The group’s advertising and media management segment posted the strongest organic revenue growth, up nearly 8% for the quarter. Net sales organic growth for the segment was 3.4%, a reflection of the group’s growing business of buying and then reselling digital media directly to clients.
In the U.S. overall organic revenue growth was nearly 7% with almost 4% net sales growth.
Net new business in the period totaled nearly $1.8 billion with $925 million attributed to creative agency wins and $854 attributed to media agency wins.
Executives on an analyst call Thursday morning, including CEO Martin Sorrell, Rob Norman, Chief Digital Officer at GroupM and Adam Smith, head of forecasting, cited ecommerce as a significant growth opportunity for the company, particularly in the U.S. The country’s ecommerce activity has not grown as fast compared to other regions like China and UK because of the “legacy infrastructure of retail” said Norman.

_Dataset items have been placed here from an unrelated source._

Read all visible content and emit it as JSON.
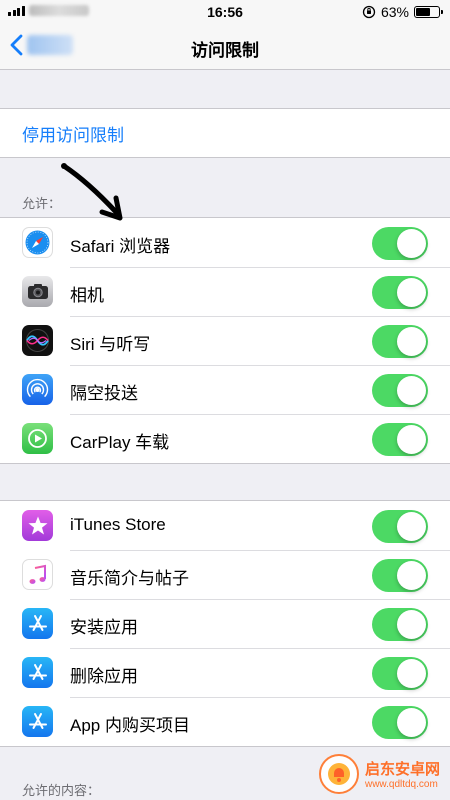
{
  "status_bar": {
    "time": "16:56",
    "battery": "63%",
    "battery_level": 0.63
  },
  "nav": {
    "title": "访问限制"
  },
  "disable_link": "停用访问限制",
  "allow_section": {
    "label": "允许：",
    "items": [
      {
        "label": "Safari 浏览器",
        "icon": "safari-icon",
        "on": true
      },
      {
        "label": "相机",
        "icon": "camera-icon",
        "on": true
      },
      {
        "label": "Siri 与听写",
        "icon": "siri-icon",
        "on": true
      },
      {
        "label": "隔空投送",
        "icon": "airdrop-icon",
        "on": true
      },
      {
        "label": "CarPlay 车载",
        "icon": "carplay-icon",
        "on": true
      }
    ]
  },
  "store_section": {
    "items": [
      {
        "label": "iTunes Store",
        "icon": "itunes-store-icon",
        "on": true
      },
      {
        "label": "音乐简介与帖子",
        "icon": "music-icon",
        "on": true
      },
      {
        "label": "安装应用",
        "icon": "app-store-icon",
        "on": true
      },
      {
        "label": "删除应用",
        "icon": "app-store-icon",
        "on": true
      },
      {
        "label": "App 内购买项目",
        "icon": "app-store-icon",
        "on": true
      }
    ]
  },
  "content_section": {
    "label": "允许的内容："
  },
  "watermark": {
    "name": "启东安卓网",
    "url": "www.qdltdq.com"
  },
  "colors": {
    "tint": "#157efb",
    "switch_on": "#4cd964",
    "background": "#efeff4"
  }
}
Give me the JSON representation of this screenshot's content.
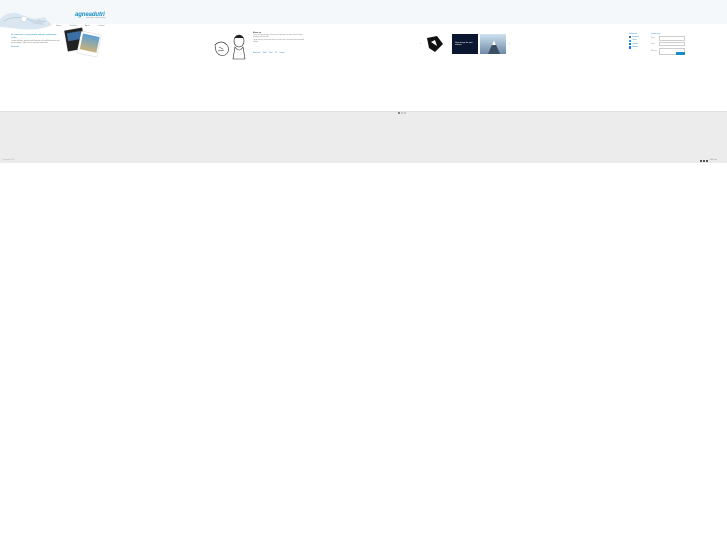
{
  "header": {
    "logo": "agneadutri",
    "tagline": "web design · graphic design"
  },
  "nav": {
    "items": [
      {
        "label": "Home"
      },
      {
        "label": "Portfolio"
      },
      {
        "label": "About"
      },
      {
        "label": "Contact"
      }
    ]
  },
  "intro": {
    "title": "Hi, welcome to my portfolio website and design studio",
    "text": "I create websites, graphics and illustrations for small businesses and creative people. Take a look at my latest work below.",
    "link": "Read more »"
  },
  "about": {
    "heading": "About me",
    "paragraph1": "I am a freelance designer with years of experience in web and print design, branding and illustration.",
    "paragraph2": "I enjoy working closely with clients to create clean, functional and memorable designs.",
    "links": [
      "Read more",
      "Skills",
      "Tools",
      "CV",
      "Contact"
    ]
  },
  "portfolio": {
    "prev": "‹",
    "next": "›",
    "items": [
      {
        "caption": ""
      },
      {
        "caption": "New design for your website"
      },
      {
        "caption": ""
      }
    ]
  },
  "social": {
    "heading": "Follow me",
    "items": [
      {
        "label": "Facebook"
      },
      {
        "label": "Twitter"
      },
      {
        "label": "LinkedIn"
      },
      {
        "label": "Behance"
      }
    ]
  },
  "contact": {
    "heading": "Contact me",
    "fields": [
      {
        "label": "Name"
      },
      {
        "label": "Email"
      },
      {
        "label": "Message"
      }
    ],
    "send_label": "Send"
  },
  "footer": {
    "copyright": "© agneadutri 2012",
    "right_text": "Back to top"
  },
  "colors": {
    "accent": "#1a8ec4",
    "band": "#ececec"
  }
}
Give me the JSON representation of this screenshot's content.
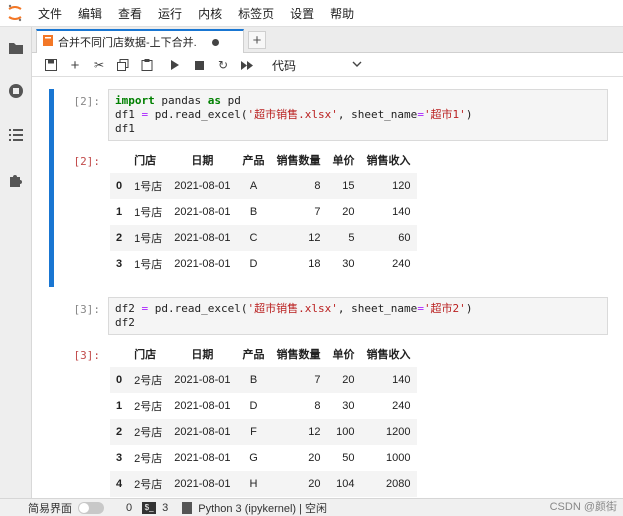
{
  "menubar": {
    "items": [
      "文件",
      "编辑",
      "查看",
      "运行",
      "内核",
      "标签页",
      "设置",
      "帮助"
    ]
  },
  "tab": {
    "title": "合并不同门店数据-上下合并.",
    "add_label": "+"
  },
  "toolbar": {
    "cell_type": "代码"
  },
  "cells": [
    {
      "in_prompt": "[2]:",
      "code_lines": [
        [
          {
            "t": "import",
            "c": "kw"
          },
          {
            "t": " pandas ",
            "c": ""
          },
          {
            "t": "as",
            "c": "kw"
          },
          {
            "t": " pd",
            "c": ""
          }
        ],
        [
          {
            "t": "df1 ",
            "c": ""
          },
          {
            "t": "=",
            "c": "eq"
          },
          {
            "t": " pd.read_excel(",
            "c": ""
          },
          {
            "t": "'超市销售.xlsx'",
            "c": "str"
          },
          {
            "t": ", sheet_name",
            "c": ""
          },
          {
            "t": "=",
            "c": "eq"
          },
          {
            "t": "'超市1'",
            "c": "str"
          },
          {
            "t": ")",
            "c": ""
          }
        ],
        [
          {
            "t": "df1",
            "c": ""
          }
        ]
      ],
      "out_prompt": "[2]:",
      "table": {
        "columns": [
          "门店",
          "日期",
          "产品",
          "销售数量",
          "单价",
          "销售收入"
        ],
        "rows": [
          {
            "index": "0",
            "values": [
              "1号店",
              "2021-08-01",
              "A",
              "8",
              "15",
              "120"
            ]
          },
          {
            "index": "1",
            "values": [
              "1号店",
              "2021-08-01",
              "B",
              "7",
              "20",
              "140"
            ]
          },
          {
            "index": "2",
            "values": [
              "1号店",
              "2021-08-01",
              "C",
              "12",
              "5",
              "60"
            ]
          },
          {
            "index": "3",
            "values": [
              "1号店",
              "2021-08-01",
              "D",
              "18",
              "30",
              "240"
            ]
          }
        ]
      }
    },
    {
      "in_prompt": "[3]:",
      "code_lines": [
        [
          {
            "t": "df2 ",
            "c": ""
          },
          {
            "t": "=",
            "c": "eq"
          },
          {
            "t": " pd.read_excel(",
            "c": ""
          },
          {
            "t": "'超市销售.xlsx'",
            "c": "str"
          },
          {
            "t": ", sheet_name",
            "c": ""
          },
          {
            "t": "=",
            "c": "eq"
          },
          {
            "t": "'超市2'",
            "c": "str"
          },
          {
            "t": ")",
            "c": ""
          }
        ],
        [
          {
            "t": "df2",
            "c": ""
          }
        ]
      ],
      "out_prompt": "[3]:",
      "table": {
        "columns": [
          "门店",
          "日期",
          "产品",
          "销售数量",
          "单价",
          "销售收入"
        ],
        "rows": [
          {
            "index": "0",
            "values": [
              "2号店",
              "2021-08-01",
              "B",
              "7",
              "20",
              "140"
            ]
          },
          {
            "index": "1",
            "values": [
              "2号店",
              "2021-08-01",
              "D",
              "8",
              "30",
              "240"
            ]
          },
          {
            "index": "2",
            "values": [
              "2号店",
              "2021-08-01",
              "F",
              "12",
              "100",
              "1200"
            ]
          },
          {
            "index": "3",
            "values": [
              "2号店",
              "2021-08-01",
              "G",
              "20",
              "50",
              "1000"
            ]
          },
          {
            "index": "4",
            "values": [
              "2号店",
              "2021-08-01",
              "H",
              "20",
              "104",
              "2080"
            ]
          }
        ]
      }
    }
  ],
  "statusbar": {
    "simple_mode_label": "简易界面",
    "count_a": "0",
    "count_b": "3",
    "kernel_status": "Python 3 (ipykernel) | 空闲"
  },
  "watermark": "CSDN @颜街",
  "colors": {
    "accent": "#1976d2",
    "logo": "#f37726"
  }
}
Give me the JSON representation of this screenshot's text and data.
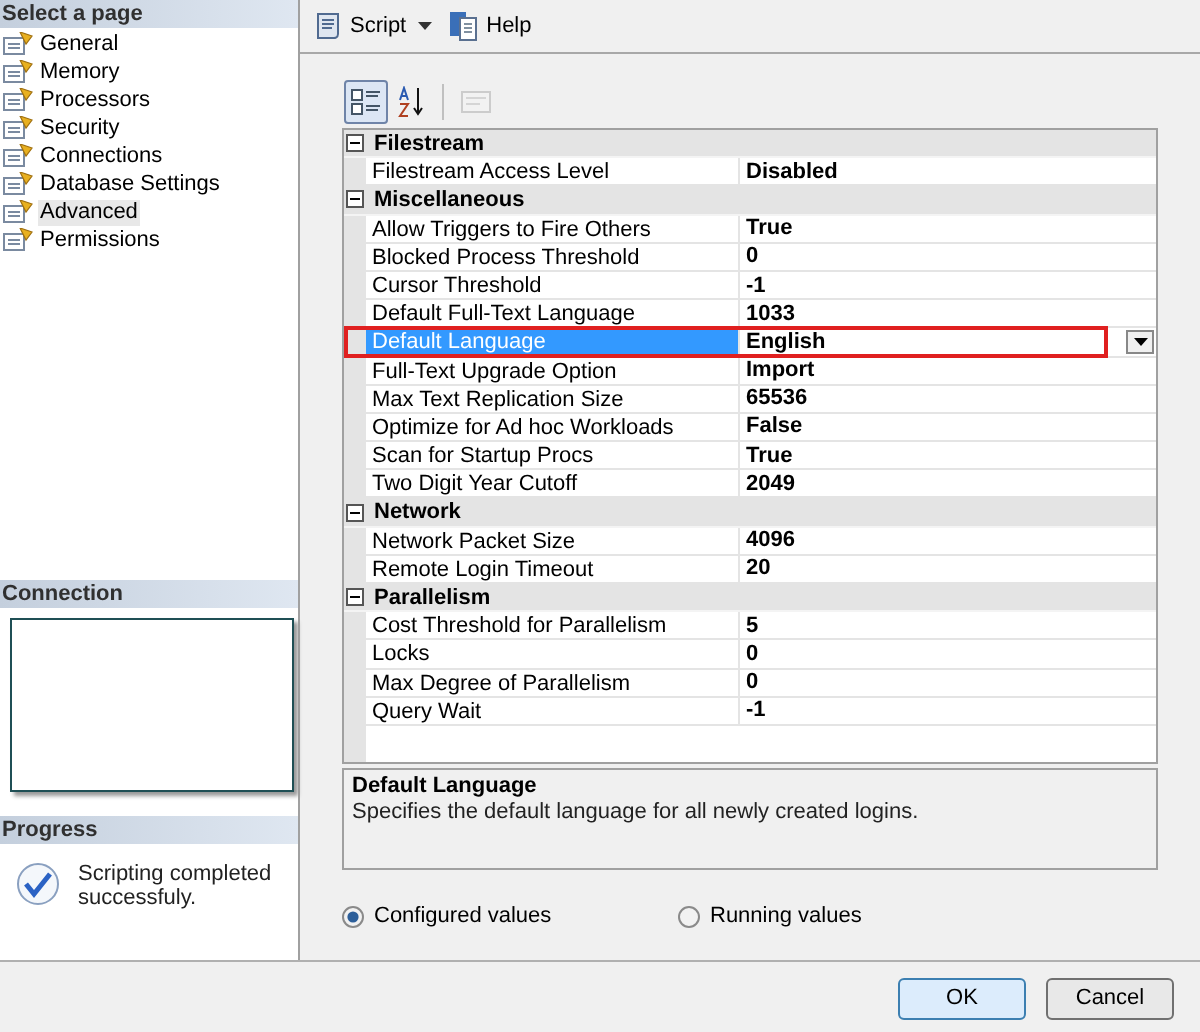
{
  "sidebar": {
    "header": "Select a page",
    "items": [
      {
        "label": "General",
        "selected": false
      },
      {
        "label": "Memory",
        "selected": false
      },
      {
        "label": "Processors",
        "selected": false
      },
      {
        "label": "Security",
        "selected": false
      },
      {
        "label": "Connections",
        "selected": false
      },
      {
        "label": "Database Settings",
        "selected": false
      },
      {
        "label": "Advanced",
        "selected": true
      },
      {
        "label": "Permissions",
        "selected": false
      }
    ]
  },
  "connection": {
    "header": "Connection"
  },
  "progress": {
    "header": "Progress",
    "message": "Scripting completed successfuly."
  },
  "toolbar": [
    {
      "kind": "script",
      "label": "Script"
    },
    {
      "kind": "help",
      "label": "Help"
    }
  ],
  "grid_toolbar": [
    {
      "kind": "categorized",
      "selected": true,
      "disabled": false
    },
    {
      "kind": "alphabetical",
      "selected": false,
      "disabled": false
    },
    {
      "kind": "property_pages",
      "selected": false,
      "disabled": true
    }
  ],
  "categories": [
    {
      "name": "Filestream",
      "expanded": true,
      "rows": [
        {
          "name": "Filestream Access Level",
          "value": "Disabled",
          "selected": false,
          "highlighted": false
        }
      ]
    },
    {
      "name": "Miscellaneous",
      "expanded": true,
      "rows": [
        {
          "name": "Allow Triggers to Fire Others",
          "value": "True",
          "selected": false,
          "highlighted": false
        },
        {
          "name": "Blocked Process Threshold",
          "value": "0",
          "selected": false,
          "highlighted": false
        },
        {
          "name": "Cursor Threshold",
          "value": "-1",
          "selected": false,
          "highlighted": false
        },
        {
          "name": "Default Full-Text Language",
          "value": "1033",
          "selected": false,
          "highlighted": false
        },
        {
          "name": "Default Language",
          "value": "English",
          "selected": true,
          "highlighted": true
        },
        {
          "name": "Full-Text Upgrade Option",
          "value": "Import",
          "selected": false,
          "highlighted": false
        },
        {
          "name": "Max Text Replication Size",
          "value": "65536",
          "selected": false,
          "highlighted": false
        },
        {
          "name": "Optimize for Ad hoc Workloads",
          "value": "False",
          "selected": false,
          "highlighted": false
        },
        {
          "name": "Scan for Startup Procs",
          "value": "True",
          "selected": false,
          "highlighted": false
        },
        {
          "name": "Two Digit Year Cutoff",
          "value": "2049",
          "selected": false,
          "highlighted": false
        }
      ]
    },
    {
      "name": "Network",
      "expanded": true,
      "rows": [
        {
          "name": "Network Packet Size",
          "value": "4096",
          "selected": false,
          "highlighted": false
        },
        {
          "name": "Remote Login Timeout",
          "value": "20",
          "selected": false,
          "highlighted": false
        }
      ]
    },
    {
      "name": "Parallelism",
      "expanded": true,
      "rows": [
        {
          "name": "Cost Threshold for Parallelism",
          "value": "5",
          "selected": false,
          "highlighted": false
        },
        {
          "name": "Locks",
          "value": "0",
          "selected": false,
          "highlighted": false
        },
        {
          "name": "Max Degree of Parallelism",
          "value": "0",
          "selected": false,
          "highlighted": false
        },
        {
          "name": "Query Wait",
          "value": "-1",
          "selected": false,
          "highlighted": false
        }
      ]
    }
  ],
  "description": {
    "title": "Default Language",
    "text": "Specifies the default language for all newly created logins."
  },
  "radios": [
    {
      "label": "Configured values",
      "selected": true
    },
    {
      "label": "Running values",
      "selected": false
    }
  ],
  "buttons": [
    {
      "label": "OK",
      "default": true
    },
    {
      "label": "Cancel",
      "default": false
    }
  ]
}
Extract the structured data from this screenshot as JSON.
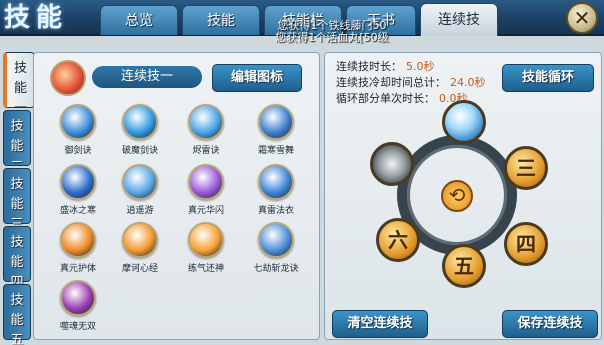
{
  "window": {
    "title": "技能",
    "close": "✕"
  },
  "tabs": [
    {
      "label": "总览"
    },
    {
      "label": "技能"
    },
    {
      "label": "技能栏"
    },
    {
      "label": "天书"
    },
    {
      "label": "连续技",
      "active": true
    }
  ],
  "notices": [
    "您获得1个铁线藤门50",
    "您获得1个活血丸[50级"
  ],
  "side_tabs": [
    {
      "label": "技\n能\n一",
      "active": true
    },
    {
      "label": "技\n能\n二"
    },
    {
      "label": "技\n能\n三"
    },
    {
      "label": "技\n能\n四"
    },
    {
      "label": "技\n能\n五"
    }
  ],
  "combo": {
    "label": "连续技一",
    "edit_icon_button": "编辑图标"
  },
  "skills": [
    {
      "name": "御剑诀",
      "color": "#3a8fd9"
    },
    {
      "name": "破魔剑诀",
      "color": "#2f9be0"
    },
    {
      "name": "烬雷诀",
      "color": "#4aa3e8"
    },
    {
      "name": "霜寒雪舞",
      "color": "#3f7fd0"
    },
    {
      "name": "盛冰之寒",
      "color": "#2e6ccc"
    },
    {
      "name": "逍遥游",
      "color": "#5aa6e6"
    },
    {
      "name": "真元华闪",
      "color": "#9a58d8"
    },
    {
      "name": "真雷法衣",
      "color": "#3b86d6"
    },
    {
      "name": "真元护体",
      "color": "#f08a24"
    },
    {
      "name": "摩诃心经",
      "color": "#f39a2b"
    },
    {
      "name": "练气还神",
      "color": "#f7a032"
    },
    {
      "name": "七劫斩龙诀",
      "color": "#4c8fd8"
    },
    {
      "name": "噬魂无双",
      "color": "#9a3db2"
    }
  ],
  "stats": [
    {
      "label": "连续技时长：",
      "value": "5.0秒"
    },
    {
      "label": "连续技冷却时间总计：",
      "value": "24.0秒"
    },
    {
      "label": "循环部分单次时长：",
      "value": "0.0秒"
    }
  ],
  "skill_loop_button": "技能循环",
  "wheel": {
    "slots": [
      "",
      "",
      "三",
      "四",
      "五",
      "六"
    ],
    "loop_icon": "⟲"
  },
  "bottom_buttons": {
    "clear": "清空连续技",
    "save": "保存连续技"
  }
}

The company continues to project growth of between 3% and 4% for full year 2016. And the firm expects to make acquisitions totaling between $300 million and $400 million. Sorrell said the company would continue to execute what he termed a “non-plonker” strategy by which he meant the firm wouldn’t overpay or plonk down vast sums in order to beef up the firm’s position in a sector, as he suggested Publicis Groupe did with Sapient.
He cited Globant—the IT tech and consulting firm—as an example. WPP made an $80 million pre-IPO investment in the firm three years ago. “It’s now worth three times that,” he said.